New reward system needed to encourage pharma to develop new antibiotics

18 Nov 2015 | Viewpoint
As the first World Antibiotics Awareness week has highlighted, the traditional business model for antibiotics is broken. Incentives are required to promote development of new products, says Luke Moore. What about a lump sum payment?

A radical new plan is needed to spur the industry to stop overselling antibiotics and start to develop new ones, says Luke Moore, doctor and researcher at the Department of Medicine at Imperial College London.

Currently, there is little market incentive to invest in the discovery and development of new antibiotics, even though the rise of antimicrobial resistance means there is huge medical need – it is estimated that drug-resistant infections currently cause 25,000 deaths per annum in Europe

The main reason for the mismatch is that the commercial returns are uncertain until resistance has emerged to a previous generation of drugs.  By the time a new drug becomes standard of care its patent life will be shortened and the developer may not get a return on investment.

Even if a new antibiotic treats an infection that is already resistant to the current therapies, the market potential is hampered by the need to use it sparingly to delay the development of resistance. 

“I strongly believe we need to re-think payments to pharma,” said Moore. “At the moment, to use a small analogy, you go into a supermarket and fill your trolley up with potatoes. You then pay based on how many potatoes you’ve bought,” he said.

“It works the same for buying antibiotics, meaning there is an obvious incentive for pharma to keep us buying more,” he said.

Along with several co-authors, Moore raises the possibility of de-linking company profits from the sales volume for antimicrobials in a paper published today in medical journal The Lancet. The paper is one of a series examining how antimicrobial resistance is being tackled worldwide, and outlining future priorities for researchers and policymakers.

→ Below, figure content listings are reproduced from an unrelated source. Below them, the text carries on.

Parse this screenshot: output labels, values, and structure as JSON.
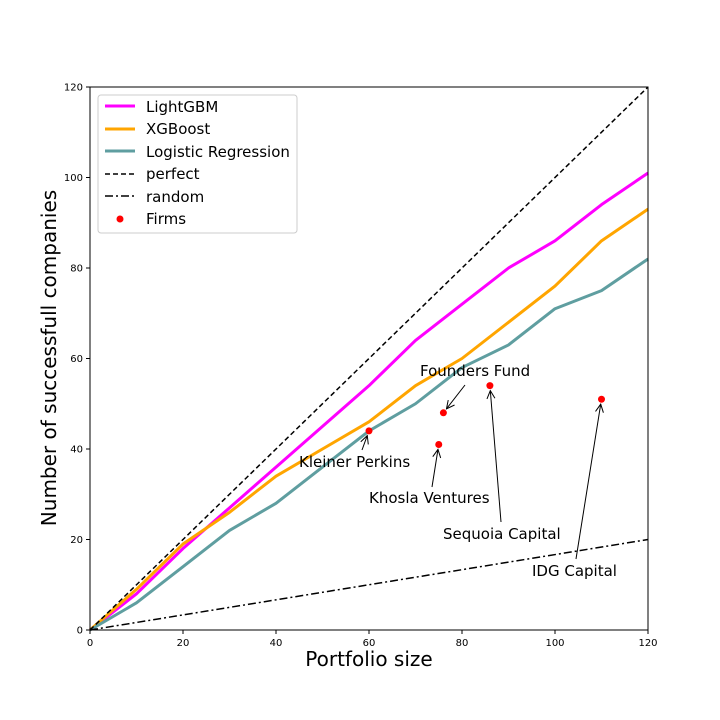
{
  "chart_data": {
    "type": "line",
    "title": "",
    "xlabel": "Portfolio size",
    "ylabel": "Number of successfull companies",
    "xlim": [
      0,
      120
    ],
    "ylim": [
      0,
      120
    ],
    "xticks": [
      0,
      20,
      40,
      60,
      80,
      100,
      120
    ],
    "yticks": [
      0,
      20,
      40,
      60,
      80,
      100,
      120
    ],
    "grid": false,
    "legend_position": "top-left",
    "series": [
      {
        "name": "LightGBM",
        "style": "solid",
        "color": "#ff00ff",
        "x": [
          0,
          10,
          20,
          30,
          40,
          50,
          60,
          70,
          80,
          90,
          100,
          110,
          120
        ],
        "y": [
          0,
          8,
          18,
          27,
          36,
          45,
          54,
          64,
          72,
          80,
          86,
          94,
          101
        ]
      },
      {
        "name": "XGBoost",
        "style": "solid",
        "color": "#ffa500",
        "x": [
          0,
          10,
          20,
          30,
          40,
          50,
          60,
          70,
          80,
          90,
          100,
          110,
          120
        ],
        "y": [
          0,
          9,
          19,
          26,
          34,
          40,
          46,
          54,
          60,
          68,
          76,
          86,
          93
        ]
      },
      {
        "name": "Logistic Regression",
        "style": "solid",
        "color": "#5f9ea0",
        "x": [
          0,
          10,
          20,
          30,
          40,
          50,
          60,
          70,
          80,
          90,
          100,
          110,
          120
        ],
        "y": [
          0,
          6,
          14,
          22,
          28,
          36,
          44,
          50,
          58,
          63,
          71,
          75,
          82
        ]
      },
      {
        "name": "perfect",
        "style": "dashed",
        "color": "#000000",
        "x": [
          0,
          120
        ],
        "y": [
          0,
          120
        ]
      },
      {
        "name": "random",
        "style": "dashdot",
        "color": "#000000",
        "x": [
          0,
          120
        ],
        "y": [
          0,
          20
        ]
      }
    ],
    "scatter": {
      "name": "Firms",
      "color": "#ff0000",
      "points": [
        {
          "label": "Kleiner Perkins",
          "x": 60,
          "y": 44
        },
        {
          "label": "Khosla Ventures",
          "x": 75,
          "y": 41
        },
        {
          "label": "Founders Fund",
          "x": 76,
          "y": 48
        },
        {
          "label": "Sequoia Capital",
          "x": 86,
          "y": 54
        },
        {
          "label": "IDG Capital",
          "x": 110,
          "y": 51
        }
      ]
    }
  }
}
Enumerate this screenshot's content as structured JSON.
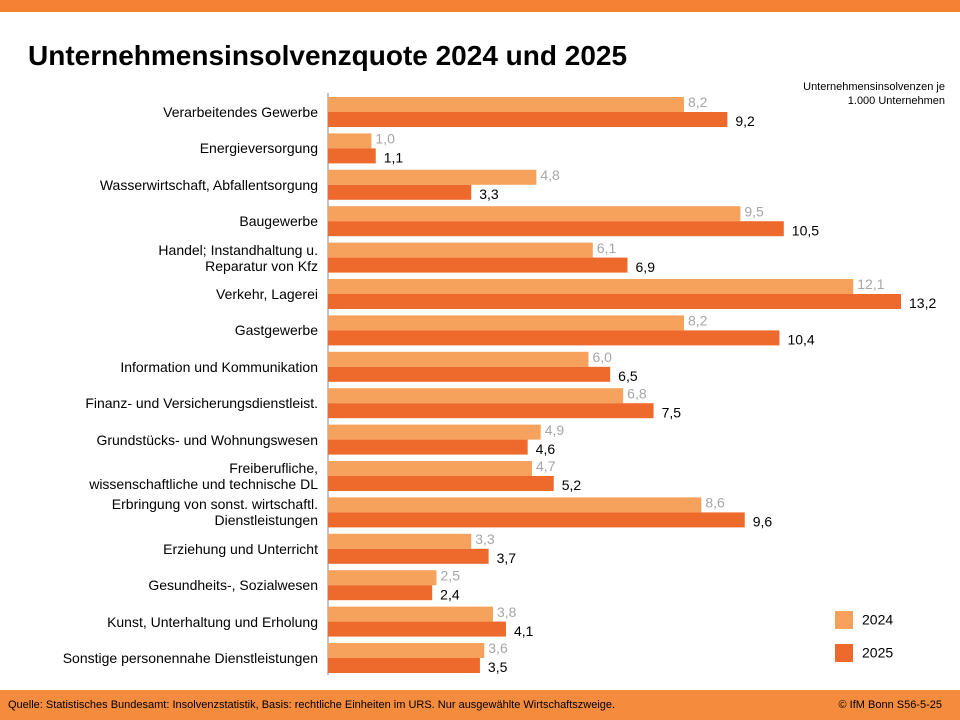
{
  "chart_data": {
    "type": "bar",
    "orientation": "horizontal",
    "title": "Unternehmensinsolvenzquote 2024 und 2025",
    "note": "Unternehmensinsolvenzen je\n1.000 Unternehmen",
    "source": "Quelle: Statistisches Bundesamt: Insolvenzstatistik, Basis: rechtliche Einheiten im URS. Nur ausgewählte Wirtschaftszweige.",
    "credit": "© IfM Bonn  S56-5-25",
    "legend": "bottom-right",
    "categories": [
      "Verarbeitendes Gewerbe",
      "Energieversorgung",
      "Wasserwirtschaft, Abfallentsorgung",
      "Baugewerbe",
      "Handel; Instandhaltung u.\nReparatur von Kfz",
      "Verkehr, Lagerei",
      "Gastgewerbe",
      "Information und Kommunikation",
      "Finanz- und Versicherungsdienstleist.",
      "Grundstücks- und Wohnungswesen",
      "Freiberufliche,\nwissenschaftliche und technische DL",
      "Erbringung von sonst. wirtschaftl.\nDienstleistungen",
      "Erziehung und Unterricht",
      "Gesundheits-, Sozialwesen",
      "Kunst, Unterhaltung und Erholung",
      "Sonstige personennahe Dienstleistungen"
    ],
    "series": [
      {
        "name": "2024",
        "color": "#f6a25c",
        "label_color": "#a6a6a6",
        "values": [
          8.2,
          1.0,
          4.8,
          9.5,
          6.1,
          12.1,
          8.2,
          6.0,
          6.8,
          4.9,
          4.7,
          8.6,
          3.3,
          2.5,
          3.8,
          3.6
        ],
        "value_labels": [
          "8,2",
          "1,0",
          "4,8",
          "9,5",
          "6,1",
          "12,1",
          "8,2",
          "6,0",
          "6,8",
          "4,9",
          "4,7",
          "8,6",
          "3,3",
          "2,5",
          "3,8",
          "3,6"
        ]
      },
      {
        "name": "2025",
        "color": "#ee6a2c",
        "label_color": "#000000",
        "values": [
          9.2,
          1.1,
          3.3,
          10.5,
          6.9,
          13.2,
          10.4,
          6.5,
          7.5,
          4.6,
          5.2,
          9.6,
          3.7,
          2.4,
          4.1,
          3.5
        ],
        "value_labels": [
          "9,2",
          "1,1",
          "3,3",
          "10,5",
          "6,9",
          "13,2",
          "10,4",
          "6,5",
          "7,5",
          "4,6",
          "5,2",
          "9,6",
          "3,7",
          "2,4",
          "4,1",
          "3,5"
        ]
      }
    ]
  }
}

“Of course, we need to keep pharma interested in finding new drugs,” said Moore. “So we could say we will reimburse their R&D and their capital costs and pay a premium on top of that, but we’re not going to keep paying for volume.”

Moore acknowledges the proposal is radical, but says, “It’s so important that we make this break.”

The idea of using lump-sum payments to redress perverse incentives has been around for a while and has gained the support of a number of academics and economists. The money would be paid to a pharma company once a product received regulatory approval.

This would de-link profit from the volume of sales and make development financially sustainable. It would also enable stewardship of an new antibiotic in order to preserve its effect for longer.

The proposal was made in a report published in May by the UK’s Antimicrobial Review committee, which was formed to come up with solutions to the global antibiotic crisis. The review, headed by economist and former chair of Goldman Sachs Asset Management Jim O’Neill, says a new reward scheme would, “reflect[] better the benefit that the drug is likely to offer society in the long term instead of looking at the narrow period during which they are ‘on patent’.”

Moore’s paper in the Lancet says complete global action is not necessarily required in order for the de-linkage proposal to work. “The actions of a few high-income countries can have a disproportionately large global effect, and additional countries will join the effort in due course.”

“Therefore, a pledge from a group such as the G20 to increase their investment in R&D tied to responsible use and global access stipulations could have a substantial effect on the antimicrobial R&D landscape,” the paper says.

Some major pharma companies, including GlaxoSmithKline, have publicly supported the concept.

“I don’t know how many pharma companies are on board with the idea,” said Moore. “They’re not overtly against it though, as far as I can see. I think it’s worth exploring further with their chief financial officers.”

Increasing awareness

While international attention is more easily drawn to the development of new antibiotics, there are signs both the medical profession and policymakers are beginning to take the issue of their overuse just as seriously.

There have been recent worldwide attempts to increase public awareness about the rising tide of drug-resistant infections.

On Monday, the World Health Organisation launched a global campaign ‘Antibiotics: Handle with Care’ which aims to preserve the effectiveness of existing antibiotics by limiting their use. In 2009 the EU announced the annual European Antimicrobial Awareness Day, with the message, “Everyone’s responsible.”

“In the past few years people are certainly talking about it more,” said Moore. “But whether or not it’s percolated down to action is unclear in my mind. Internationally, I’m still unclear on whether there’s tangible outcomes we can point to.”